A four-week yoga program combining hatha and restorative styles helped ease insomnia, anxiety, fatigue and mood changes in cancer survivors, a clinical study has found, suggesting a non-pharmacological way to improve quality of life after treatment.
Researchers at the University of Rochester Medical Center in the United States said Thursday that the program effectively alleviated insomnia and emotional difficulties among cancer survivors. The findings will be presented at the American Society of Clinical Oncology (ASCO) Annual Meeting, which opens in Chicago on Saturday.
To verify the clinical effects of the Yoga for Cancer Survivors (YOCAS) program, the research team recruited 410 patients from 12 community cancer care sites across the U.S. Participants had an average age of 54, were predominantly white women, and breast cancer survivors made up about 75% of the group. Patients with metastatic cancer were excluded, and only those who had not practiced yoga in the past three months were eligible.
Among the participants, 206 received the four-week yoga program in addition to standard care, while the remaining 204 received standard care alone. Standard care included maintenance therapy, regular follow-up exams and monitoring for side effects.
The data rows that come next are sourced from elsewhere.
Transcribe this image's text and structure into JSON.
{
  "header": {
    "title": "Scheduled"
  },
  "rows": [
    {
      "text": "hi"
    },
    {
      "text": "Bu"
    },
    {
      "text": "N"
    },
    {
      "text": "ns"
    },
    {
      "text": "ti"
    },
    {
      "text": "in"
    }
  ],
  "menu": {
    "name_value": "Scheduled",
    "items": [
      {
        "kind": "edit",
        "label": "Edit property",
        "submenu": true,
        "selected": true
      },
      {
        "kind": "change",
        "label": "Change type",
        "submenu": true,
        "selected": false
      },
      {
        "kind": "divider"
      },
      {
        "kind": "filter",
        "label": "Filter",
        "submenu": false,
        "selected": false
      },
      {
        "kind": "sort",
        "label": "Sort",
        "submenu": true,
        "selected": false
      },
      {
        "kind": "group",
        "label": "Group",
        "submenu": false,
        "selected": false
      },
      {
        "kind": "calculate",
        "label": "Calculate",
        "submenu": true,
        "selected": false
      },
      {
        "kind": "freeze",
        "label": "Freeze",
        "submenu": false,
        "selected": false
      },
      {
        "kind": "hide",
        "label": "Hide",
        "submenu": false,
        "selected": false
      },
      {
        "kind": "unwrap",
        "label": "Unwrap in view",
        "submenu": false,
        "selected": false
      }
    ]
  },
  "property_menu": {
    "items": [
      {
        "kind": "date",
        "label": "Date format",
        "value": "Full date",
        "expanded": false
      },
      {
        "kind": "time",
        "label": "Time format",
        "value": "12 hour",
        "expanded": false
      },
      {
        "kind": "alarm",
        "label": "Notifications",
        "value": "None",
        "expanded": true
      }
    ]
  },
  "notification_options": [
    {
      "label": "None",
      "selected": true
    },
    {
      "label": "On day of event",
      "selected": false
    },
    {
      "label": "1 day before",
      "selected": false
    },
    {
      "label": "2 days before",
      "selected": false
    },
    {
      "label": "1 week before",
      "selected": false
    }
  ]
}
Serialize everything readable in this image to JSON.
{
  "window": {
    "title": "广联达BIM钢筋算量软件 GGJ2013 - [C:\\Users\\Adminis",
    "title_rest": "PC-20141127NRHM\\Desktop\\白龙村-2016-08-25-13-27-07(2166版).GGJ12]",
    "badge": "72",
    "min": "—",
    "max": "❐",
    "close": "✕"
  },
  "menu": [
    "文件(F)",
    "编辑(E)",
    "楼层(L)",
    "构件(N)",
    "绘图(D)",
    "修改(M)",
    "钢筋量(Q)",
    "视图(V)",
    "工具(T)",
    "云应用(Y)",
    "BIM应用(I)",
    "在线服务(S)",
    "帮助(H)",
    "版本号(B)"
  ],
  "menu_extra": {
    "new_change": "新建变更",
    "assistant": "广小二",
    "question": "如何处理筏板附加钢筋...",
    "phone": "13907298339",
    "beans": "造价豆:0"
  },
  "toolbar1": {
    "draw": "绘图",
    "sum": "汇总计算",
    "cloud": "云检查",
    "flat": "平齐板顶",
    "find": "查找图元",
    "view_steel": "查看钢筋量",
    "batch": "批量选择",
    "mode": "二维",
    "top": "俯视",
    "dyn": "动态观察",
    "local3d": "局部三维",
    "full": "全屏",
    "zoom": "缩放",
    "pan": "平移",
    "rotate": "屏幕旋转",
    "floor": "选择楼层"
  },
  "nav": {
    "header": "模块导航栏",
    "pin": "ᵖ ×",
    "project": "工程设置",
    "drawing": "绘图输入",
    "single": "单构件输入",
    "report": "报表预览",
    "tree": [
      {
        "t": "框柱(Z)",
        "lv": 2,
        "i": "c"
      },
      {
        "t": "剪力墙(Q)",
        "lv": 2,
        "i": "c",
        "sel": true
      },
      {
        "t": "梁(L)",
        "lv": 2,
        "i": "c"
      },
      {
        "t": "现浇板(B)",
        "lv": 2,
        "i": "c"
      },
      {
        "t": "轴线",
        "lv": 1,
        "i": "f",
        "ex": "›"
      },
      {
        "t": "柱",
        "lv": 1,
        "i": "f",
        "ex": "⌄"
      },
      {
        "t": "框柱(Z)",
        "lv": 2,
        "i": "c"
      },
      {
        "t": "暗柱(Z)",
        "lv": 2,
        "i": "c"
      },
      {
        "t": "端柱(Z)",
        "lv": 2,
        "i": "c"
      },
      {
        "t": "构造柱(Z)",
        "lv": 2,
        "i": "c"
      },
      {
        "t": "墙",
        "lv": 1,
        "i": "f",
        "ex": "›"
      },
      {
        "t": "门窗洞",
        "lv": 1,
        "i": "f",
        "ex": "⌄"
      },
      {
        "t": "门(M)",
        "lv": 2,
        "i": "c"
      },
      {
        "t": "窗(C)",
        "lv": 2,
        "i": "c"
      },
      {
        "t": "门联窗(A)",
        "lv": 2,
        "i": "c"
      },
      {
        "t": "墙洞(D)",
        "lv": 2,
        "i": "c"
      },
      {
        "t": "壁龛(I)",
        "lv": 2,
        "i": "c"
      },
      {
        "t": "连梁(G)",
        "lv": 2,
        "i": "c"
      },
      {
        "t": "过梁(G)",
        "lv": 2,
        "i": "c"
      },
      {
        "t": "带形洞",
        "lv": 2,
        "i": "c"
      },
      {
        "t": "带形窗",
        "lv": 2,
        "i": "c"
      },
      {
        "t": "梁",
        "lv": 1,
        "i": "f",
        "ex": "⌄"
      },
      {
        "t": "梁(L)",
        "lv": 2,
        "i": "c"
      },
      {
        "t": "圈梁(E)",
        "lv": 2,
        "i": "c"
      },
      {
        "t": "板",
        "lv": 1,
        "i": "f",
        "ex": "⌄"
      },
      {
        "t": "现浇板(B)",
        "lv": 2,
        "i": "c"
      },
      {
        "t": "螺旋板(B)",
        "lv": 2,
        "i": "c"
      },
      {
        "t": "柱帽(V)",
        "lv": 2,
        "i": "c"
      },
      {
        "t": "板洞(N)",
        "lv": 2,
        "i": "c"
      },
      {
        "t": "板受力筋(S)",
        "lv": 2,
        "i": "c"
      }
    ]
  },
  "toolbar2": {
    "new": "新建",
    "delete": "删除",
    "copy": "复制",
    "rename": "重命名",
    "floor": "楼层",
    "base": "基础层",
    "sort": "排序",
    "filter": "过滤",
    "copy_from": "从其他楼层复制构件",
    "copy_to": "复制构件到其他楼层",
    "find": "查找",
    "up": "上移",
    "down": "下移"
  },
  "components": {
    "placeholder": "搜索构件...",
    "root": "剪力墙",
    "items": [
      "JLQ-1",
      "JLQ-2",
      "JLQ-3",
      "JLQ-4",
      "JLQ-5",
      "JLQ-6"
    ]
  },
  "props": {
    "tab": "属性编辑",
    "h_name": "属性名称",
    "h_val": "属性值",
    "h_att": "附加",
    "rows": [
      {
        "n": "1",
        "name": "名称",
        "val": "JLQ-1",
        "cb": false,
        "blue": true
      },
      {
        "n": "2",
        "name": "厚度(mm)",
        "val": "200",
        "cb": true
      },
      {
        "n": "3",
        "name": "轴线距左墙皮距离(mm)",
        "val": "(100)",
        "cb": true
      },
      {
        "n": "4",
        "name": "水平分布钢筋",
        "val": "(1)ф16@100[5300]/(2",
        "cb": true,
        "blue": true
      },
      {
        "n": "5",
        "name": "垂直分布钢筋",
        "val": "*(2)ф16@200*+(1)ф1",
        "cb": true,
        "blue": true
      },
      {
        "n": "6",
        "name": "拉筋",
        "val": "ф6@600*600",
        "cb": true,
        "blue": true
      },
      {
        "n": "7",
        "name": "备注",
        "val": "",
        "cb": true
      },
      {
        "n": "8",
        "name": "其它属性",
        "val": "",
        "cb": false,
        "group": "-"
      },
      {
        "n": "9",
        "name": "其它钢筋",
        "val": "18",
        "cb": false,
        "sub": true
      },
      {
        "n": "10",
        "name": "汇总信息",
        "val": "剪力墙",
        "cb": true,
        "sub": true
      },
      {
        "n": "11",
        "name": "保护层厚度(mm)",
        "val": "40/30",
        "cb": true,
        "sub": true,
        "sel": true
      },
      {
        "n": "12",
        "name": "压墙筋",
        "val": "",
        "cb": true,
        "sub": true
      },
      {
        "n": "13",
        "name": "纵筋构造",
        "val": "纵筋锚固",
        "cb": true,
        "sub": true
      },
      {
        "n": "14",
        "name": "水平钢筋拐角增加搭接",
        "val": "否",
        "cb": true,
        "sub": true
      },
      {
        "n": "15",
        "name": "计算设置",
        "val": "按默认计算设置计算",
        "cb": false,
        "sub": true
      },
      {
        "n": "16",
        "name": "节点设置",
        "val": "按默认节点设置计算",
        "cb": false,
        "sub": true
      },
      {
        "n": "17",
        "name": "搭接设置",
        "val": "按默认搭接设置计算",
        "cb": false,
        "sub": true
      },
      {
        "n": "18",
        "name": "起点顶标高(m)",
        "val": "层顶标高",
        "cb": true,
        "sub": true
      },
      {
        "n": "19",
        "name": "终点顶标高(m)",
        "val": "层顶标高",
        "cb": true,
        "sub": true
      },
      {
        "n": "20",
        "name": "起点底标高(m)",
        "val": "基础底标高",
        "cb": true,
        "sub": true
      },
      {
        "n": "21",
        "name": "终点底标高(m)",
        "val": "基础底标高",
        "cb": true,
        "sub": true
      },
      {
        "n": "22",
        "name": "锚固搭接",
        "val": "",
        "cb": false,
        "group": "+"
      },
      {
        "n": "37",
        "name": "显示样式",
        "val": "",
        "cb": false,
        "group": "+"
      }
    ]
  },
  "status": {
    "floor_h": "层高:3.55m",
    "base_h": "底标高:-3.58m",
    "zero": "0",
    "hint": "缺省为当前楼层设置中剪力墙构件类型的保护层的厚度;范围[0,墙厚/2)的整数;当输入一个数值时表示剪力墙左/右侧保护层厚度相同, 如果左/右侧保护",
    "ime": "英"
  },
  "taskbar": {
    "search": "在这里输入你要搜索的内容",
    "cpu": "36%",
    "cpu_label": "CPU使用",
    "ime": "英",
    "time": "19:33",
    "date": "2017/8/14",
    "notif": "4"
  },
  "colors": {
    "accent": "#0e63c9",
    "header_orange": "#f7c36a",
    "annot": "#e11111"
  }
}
The yoga program centered on 18 hatha and restorative yoga poses. Under the guidance of professional instructors, participants attended 75-minute classes twice a week and also performed breathing exercises and mindfulness meditation. They continued the practice at home for at least 30 minutes per week. Actual practice averaged about three sessions per week, totaling around 180 minutes.
As a result, the yoga group showed significantly lower overall mood disturbance scores than the group that received standard care alone. Anxiety was reduced, and improvements in fatigue were also marked. The researchers concluded that as mood and fatigue recovered, sleep quality improved as well. Improvements in mood and reductions in fatigue accounted for about 25% of the sleep improvement effect.
According to ASCO, up to 95% of cancer survivors experience sleep disorders during or after treatment, and more than half of patients simultaneously suffer from mood changes, anxiety and fatigue. However, no single behavioral therapy has yet been established to address all four of these symptoms at once.
Dr. Fumiko Chino of the MD Anderson Cancer Center in the U.S., who reviewed the study, said, "Structured yoga can help alleviate the symptoms that cancer survivors most commonly experience and that are not easy to treat." She added, "It is meaningful in that it presents a non-pharmacological option that can simultaneously reduce multiple symptoms for patients who are already taking several medications."
Professor Po-Ju Lin, who led the study, said, "There has effectively been no behavioral therapy that manages mood changes, anxiety, fatigue and insomnia in cancer survivors all at once." She added, "This clinical trial showed that yoga can improve these symptoms simultaneously."
As a follow-up, the researchers plan to develop a customized yoga program targeting adolescent and young adult cancer survivors, and to build a digital version using online platforms and mobile applications. However, since these results are at the conference presentation stage, they should be interpreted as preliminary findings until publication in a peer-reviewed journal.